The ME Association response was published here in the Guardian Sun 14 March 2021. We have reproduced it below:
Dr Alastair Miller, Professor Paul Garner and Professor Peter White are not correct when they state that graded exercise therapy (GET) is a safe and effective treatment for ME/chronic fatigue syndrome (Letters, 11 March).
Having reviewed all the published evidence from clinical trials, the new Nice guideline no longer recommends GET as an effective treatment for ME/CFS.

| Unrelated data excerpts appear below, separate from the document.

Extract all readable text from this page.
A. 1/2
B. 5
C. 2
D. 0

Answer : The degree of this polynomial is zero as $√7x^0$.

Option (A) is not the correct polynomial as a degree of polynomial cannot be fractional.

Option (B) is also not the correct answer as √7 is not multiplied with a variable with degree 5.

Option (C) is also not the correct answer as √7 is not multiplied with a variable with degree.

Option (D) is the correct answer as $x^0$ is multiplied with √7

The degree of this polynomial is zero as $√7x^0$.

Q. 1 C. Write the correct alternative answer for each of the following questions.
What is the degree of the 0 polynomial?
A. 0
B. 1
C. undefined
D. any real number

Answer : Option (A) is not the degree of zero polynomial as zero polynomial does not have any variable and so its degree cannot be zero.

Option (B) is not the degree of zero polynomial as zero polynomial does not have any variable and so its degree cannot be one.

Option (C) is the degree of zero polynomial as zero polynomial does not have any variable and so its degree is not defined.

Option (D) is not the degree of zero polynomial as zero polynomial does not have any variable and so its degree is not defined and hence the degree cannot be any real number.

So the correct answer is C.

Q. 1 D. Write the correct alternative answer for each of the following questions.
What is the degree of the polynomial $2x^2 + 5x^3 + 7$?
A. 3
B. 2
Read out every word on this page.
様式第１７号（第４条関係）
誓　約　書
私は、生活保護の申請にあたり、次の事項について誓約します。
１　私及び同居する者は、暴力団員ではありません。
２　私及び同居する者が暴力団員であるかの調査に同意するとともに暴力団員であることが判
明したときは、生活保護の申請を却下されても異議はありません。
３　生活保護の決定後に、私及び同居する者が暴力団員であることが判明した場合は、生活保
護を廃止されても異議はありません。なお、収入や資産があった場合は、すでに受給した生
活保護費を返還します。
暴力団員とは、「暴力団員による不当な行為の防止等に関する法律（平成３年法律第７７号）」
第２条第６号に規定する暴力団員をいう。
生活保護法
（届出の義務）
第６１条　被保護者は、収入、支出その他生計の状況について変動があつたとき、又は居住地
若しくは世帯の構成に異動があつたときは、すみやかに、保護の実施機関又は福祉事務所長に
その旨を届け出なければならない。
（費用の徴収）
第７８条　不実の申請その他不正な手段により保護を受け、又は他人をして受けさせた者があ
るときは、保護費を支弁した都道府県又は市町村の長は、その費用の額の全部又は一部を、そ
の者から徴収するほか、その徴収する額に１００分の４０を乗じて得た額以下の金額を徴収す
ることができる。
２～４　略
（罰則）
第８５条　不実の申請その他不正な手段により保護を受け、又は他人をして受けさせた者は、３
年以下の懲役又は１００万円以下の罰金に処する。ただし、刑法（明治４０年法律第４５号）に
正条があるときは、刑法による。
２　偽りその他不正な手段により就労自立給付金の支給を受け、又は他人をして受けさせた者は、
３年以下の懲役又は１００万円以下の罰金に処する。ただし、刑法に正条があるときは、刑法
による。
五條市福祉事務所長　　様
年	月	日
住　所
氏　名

Patient evidence submitted to Nice, and analysed by Oxford Brookes University, also concluded that GET caused symptoms to worsen in the vast majority of people who had tried it. The new Nice guideline on ME/CFS therefore recommends that people should remain within their energy limitations and not be prescribed GET.
The way in which activity-induced fatigue is described in long Covid is no different from that found in ME/CFS. This is hardly surprising as they are both debilitating post-viral conditions.
Many people with long Covid are relapsing when they increase physical activity levels too quickly and fail to balance rest with activity. In our current state of knowledge there are therefore very good reasons why people with both long Covid and ME/CFS should avoid any activity programme that involves incremental increases in exercise – such as GET.
What they require is a period of good old-fashioned convalescence at the start of their illness. This should be followed by gradual, flexible and cautious increases in physical and mental activity.